Reporting Monique Griego
BALTIMORE (WJZ) — Speed and red light cameras could soon be up and running again. In April, the city shut down the entire system after some cameras were caught issuing bad tickets.
Monique Griego has more.
After the cameras were shut down, the mayor created a task force to find out how to fix all the problems. Thursday, it issued its final report.
Trust in Baltimore’s traffic camera system took a big hit, after some cameras proved to be issuing false citations.
“I think broadly I’d like to see them reevaluated all together,” said John Rhodes, driver.
Ticketing errors last year led the city to switch vendors. But with the new set of cameras came a fresh set of inaccuracies. That forced the city to void thousands of tickets and completely shut down the system.
“I think the city did the right thing by obviously refunding motorists tickets in error and ultimately suspending the program,” said Ragina Averella, AAA Mid-Atlantic.
Because of all the problems with the old vendor and then the new vendor, the mayor created a task force to improve the system, and Thursday, it issued its final report.
The Automatic Traffic Violation Task Force issued several recommendations.
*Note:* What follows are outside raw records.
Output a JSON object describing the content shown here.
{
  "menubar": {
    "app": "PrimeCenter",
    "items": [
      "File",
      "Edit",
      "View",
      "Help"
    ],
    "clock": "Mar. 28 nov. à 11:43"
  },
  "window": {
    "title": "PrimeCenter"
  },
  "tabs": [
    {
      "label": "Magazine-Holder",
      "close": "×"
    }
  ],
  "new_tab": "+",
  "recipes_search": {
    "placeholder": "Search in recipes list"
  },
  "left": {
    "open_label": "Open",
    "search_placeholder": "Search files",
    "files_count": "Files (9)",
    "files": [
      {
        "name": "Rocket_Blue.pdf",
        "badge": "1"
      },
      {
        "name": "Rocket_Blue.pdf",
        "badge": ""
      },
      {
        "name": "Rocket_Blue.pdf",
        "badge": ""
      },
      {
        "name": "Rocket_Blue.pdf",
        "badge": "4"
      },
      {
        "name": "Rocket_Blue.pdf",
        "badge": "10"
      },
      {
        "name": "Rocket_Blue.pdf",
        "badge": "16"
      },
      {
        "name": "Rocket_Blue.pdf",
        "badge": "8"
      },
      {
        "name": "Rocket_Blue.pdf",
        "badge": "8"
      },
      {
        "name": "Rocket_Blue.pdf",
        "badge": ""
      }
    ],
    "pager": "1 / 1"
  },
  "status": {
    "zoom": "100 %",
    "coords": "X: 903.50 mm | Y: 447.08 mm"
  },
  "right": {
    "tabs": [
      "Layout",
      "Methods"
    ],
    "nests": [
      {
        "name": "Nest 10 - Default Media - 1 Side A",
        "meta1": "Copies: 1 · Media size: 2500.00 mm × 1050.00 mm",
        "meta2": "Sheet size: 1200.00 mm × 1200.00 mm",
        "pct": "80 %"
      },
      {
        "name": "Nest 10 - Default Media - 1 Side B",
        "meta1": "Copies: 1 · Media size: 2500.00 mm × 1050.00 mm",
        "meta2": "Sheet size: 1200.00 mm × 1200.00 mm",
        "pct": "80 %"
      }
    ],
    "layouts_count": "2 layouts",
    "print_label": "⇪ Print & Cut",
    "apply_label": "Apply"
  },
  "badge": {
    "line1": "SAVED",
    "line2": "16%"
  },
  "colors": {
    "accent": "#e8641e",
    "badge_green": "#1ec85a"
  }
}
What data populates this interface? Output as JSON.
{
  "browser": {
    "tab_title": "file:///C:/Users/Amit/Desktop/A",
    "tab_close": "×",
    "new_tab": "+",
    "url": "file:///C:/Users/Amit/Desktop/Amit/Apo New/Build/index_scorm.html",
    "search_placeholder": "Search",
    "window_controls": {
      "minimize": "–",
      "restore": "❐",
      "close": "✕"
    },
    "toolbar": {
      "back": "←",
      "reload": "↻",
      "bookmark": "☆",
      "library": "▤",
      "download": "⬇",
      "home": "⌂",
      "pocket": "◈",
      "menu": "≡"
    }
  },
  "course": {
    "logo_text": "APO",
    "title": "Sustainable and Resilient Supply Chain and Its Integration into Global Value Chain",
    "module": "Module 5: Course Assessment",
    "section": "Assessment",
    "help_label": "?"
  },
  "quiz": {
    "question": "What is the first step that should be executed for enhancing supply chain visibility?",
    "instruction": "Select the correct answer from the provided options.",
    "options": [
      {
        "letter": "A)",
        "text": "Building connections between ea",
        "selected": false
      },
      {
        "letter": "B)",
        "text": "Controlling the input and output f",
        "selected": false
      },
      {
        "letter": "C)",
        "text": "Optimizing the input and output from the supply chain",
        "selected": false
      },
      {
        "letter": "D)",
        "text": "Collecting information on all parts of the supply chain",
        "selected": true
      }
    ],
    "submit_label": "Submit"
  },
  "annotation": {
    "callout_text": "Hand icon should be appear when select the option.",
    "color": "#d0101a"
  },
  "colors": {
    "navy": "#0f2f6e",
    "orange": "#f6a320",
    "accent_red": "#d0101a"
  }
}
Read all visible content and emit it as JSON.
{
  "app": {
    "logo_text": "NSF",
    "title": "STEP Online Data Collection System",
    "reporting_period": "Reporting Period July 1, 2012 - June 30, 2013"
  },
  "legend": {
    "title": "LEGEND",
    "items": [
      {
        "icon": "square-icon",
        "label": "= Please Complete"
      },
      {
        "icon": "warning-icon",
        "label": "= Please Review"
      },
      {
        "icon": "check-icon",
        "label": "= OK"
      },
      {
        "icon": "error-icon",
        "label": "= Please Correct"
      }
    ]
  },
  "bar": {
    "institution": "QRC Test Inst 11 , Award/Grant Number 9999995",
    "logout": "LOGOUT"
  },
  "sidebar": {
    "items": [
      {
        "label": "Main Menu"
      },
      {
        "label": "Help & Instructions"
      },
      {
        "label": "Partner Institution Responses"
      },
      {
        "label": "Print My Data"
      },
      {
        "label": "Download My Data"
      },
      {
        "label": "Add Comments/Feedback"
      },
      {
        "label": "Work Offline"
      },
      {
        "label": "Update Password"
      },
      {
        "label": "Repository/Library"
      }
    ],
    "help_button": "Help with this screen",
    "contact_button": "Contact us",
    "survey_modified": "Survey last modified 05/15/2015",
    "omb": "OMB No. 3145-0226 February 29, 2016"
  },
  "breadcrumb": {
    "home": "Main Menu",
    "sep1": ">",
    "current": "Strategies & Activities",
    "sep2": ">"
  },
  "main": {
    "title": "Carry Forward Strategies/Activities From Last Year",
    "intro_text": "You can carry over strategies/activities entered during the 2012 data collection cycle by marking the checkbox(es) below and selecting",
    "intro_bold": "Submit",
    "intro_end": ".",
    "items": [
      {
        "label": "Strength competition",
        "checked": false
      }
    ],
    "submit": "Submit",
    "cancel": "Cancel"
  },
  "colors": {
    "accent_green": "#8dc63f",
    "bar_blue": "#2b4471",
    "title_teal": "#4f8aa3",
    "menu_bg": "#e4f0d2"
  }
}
They include adding and designating more officers to review tickets and to stop paying the vendor per citation, which some believe encourages inaccuracies.
The report also aims to improve camera placement and increase public awareness, which would make it easier for drivers to verify their citation is legitimate.
“The department is looking to incorporate as many of them as we can as we prepare to roll out this new and improved system.”
City transportation leaders say getting the cameras back up and running is a matter of public safety. But drivers don’t want to see the system green lighted until the city makes sure all its kinks are gone.
“When they’re not working and people are getting tickets, there’s seriously a problem,” a woman said.
As of right now, there’s no exact date to put the cameras back online.
The mayor still has to approve the recommendations. After that, the city will OK the cameras for a trial period so they can make sure there aren’t any problems.
City leaders say fixed cameras decreased speeding in most areas by nearly 80 percent.